Cost of fast-food binge
RESEARCHERS say a rise in average cholesterol levels could be linked to increased spending on fast food during the global financial crisis, The Age reports. The researchers from the Baker IDI Heart and Diabetes Institute in Melbourne conducted Australia’s largest-ever study of cholesterol levels. They say a fast-food binge could explain the rise after five years of decline. Lead author Professor Simon Stewart said it was unclear whether the slight rise in cholesterol levels in the study of 200 000 people, whose cholesterol was managed by GPs between 2004 and 2009, would continue or if it was indicative of the wider population.

Reports delayed
QUEENSLAND mental health administrators are taking five times as long as they should to hand over psychiatric reports after ill people are charged with criminal offences, the Brisbane Times reports. The problems, highlighted in a government report, have come to notice again four years after a major review of the state’s mental health laws slammed such delays as “concerning and unsatisfactory”. The Director of Mental Health sends a notice to the patient’s treating health service and the local administrator must then arrange for an examination by a psychiatrist “as soon as practicable”. The Mental Health Act sets a 21-day deadline but the average wait last financial year was 115 days.

Doctors speak out
FRUSTRATED doctors at Royal North Shore Hospital have publicly criticised the NSW government’s management of the hospital’s $1 billion redevelopment, the Sydney Morning Herald reports. In a rare move, some of the hospital’s most prominent doctors, including the heads of intensive care, mental health, gastrointestinal surgery and women’s and children’s services, as well as the Dean of Medicine at the University of Sydney, have violated NSW Health rules by speaking out. The government plans to sell large areas of land around Royal North Shore, a major referral hospital and trauma centre for the state, potentially hampering hospital operations and preventing expansion.

Power of beliefs
RESEARCHERS have shown that a patient’s belief that a drug will not work can become a self-fulfilling prophecy, BBC News reports. The study, published in Science Translational Medicine, showed that the benefits of painkillers could be boosted or completely wiped out by manipulating expectations. They also identified the regions of the brain which are affected. Experts said this could have important consequences for patient care and for testing new drugs.
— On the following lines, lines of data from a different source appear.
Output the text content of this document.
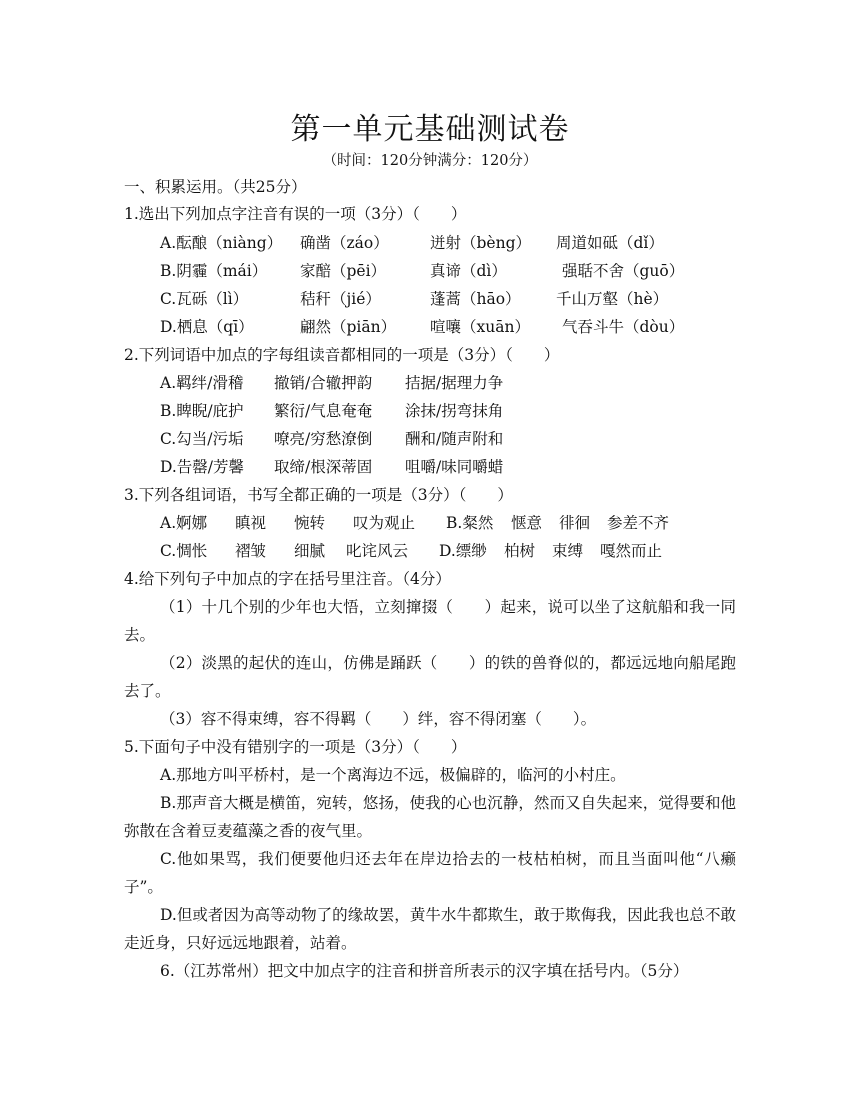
第一单元基础测试卷
（时间：120分钟满分：120分）
一、积累运用。（共25分）
1.选出下列加点字注音有误的一项（3分）（　　）
A.酝酿（niàng） 确凿（záo）	迸射（bèng） 周道如砥（dǐ）
B.阴霾（mái） 家醅（pēi）	真谛（dì）	强聒不舍（guō）
C.瓦砾（lì）	秸秆（jié）	蓬蒿（hāo） 千山万壑（hè）
D.栖息（qī）	翩然（piān） 喧嚷（xuān） 气吞斗牛（dòu）
2.下列词语中加点的字每组读音都相同的一项是（3分）（　　）
A.羁绊/滑稽 撤销/合辙押韵 拮据/据理力争
B.睥睨/庇护 繁衍/气息奄奄 涂抹/拐弯抹角
C.勾当/污垢 嘹亮/穷愁潦倒 酬和/随声附和
D.告罄/芳馨 取缔/根深蒂固 咀嚼/味同嚼蜡
3.下列各组词语，书写全都正确的一项是（3分）（　　）
A.婀娜 瞋视 惋转 叹为观止 B.粲然 惬意 徘徊 参差不齐
C.惆怅 褶皱 细腻 叱诧风云 D.缥缈 柏树 束缚 嘎然而止
4.给下列句子中加点的字在括号里注音。（4分）
（1）十几个别的少年也大悟，立刻撺掇（　　）起来，说可以坐了这航船和我一同去。
（2）淡黑的起伏的连山，仿佛是踊跃（　　）的铁的兽脊似的，都远远地向船尾跑去了。
（3）容不得束缚，容不得羁（　　）绊，容不得闭塞（　　）。
5.下面句子中没有错别字的一项是（3分）（　　）
A.那地方叫平桥村，是一个离海边不远，极偏辟的，临河的小村庄。
B.那声音大概是横笛，宛转，悠扬，使我的心也沉静，然而又自失起来，觉得要和他弥散在含着豆麦蕴藻之香的夜气里。
C.他如果骂，我们便要他归还去年在岸边拾去的一枝枯柏树，而且当面叫他“八癞子”。
D.但或者因为高等动物了的缘故罢，黄牛水牛都欺生，敢于欺侮我，因此我也总不敢走近身，只好远远地跟着，站着。
6.（江苏常州）把文中加点字的注音和拼音所表示的汉字填在括号内。（5分）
Business identifies health failures
THE Business Council of Australia has warned that the health sector requires more dramatic reforms to drive efficiency and safety if it is to meet the needs of an ageing population and rising demand for sophisticated care, the Sydney Morning Herald reports. The Council has released a report identifying what it says are “market failures” in health care, including the lack of information on performance of doctors and hospitals, inadequate incentives for good results and a lack of penalties for poor outcomes in patient care. It says more extensive changes are needed to empower consumers than what is proposed in the health reform agreement.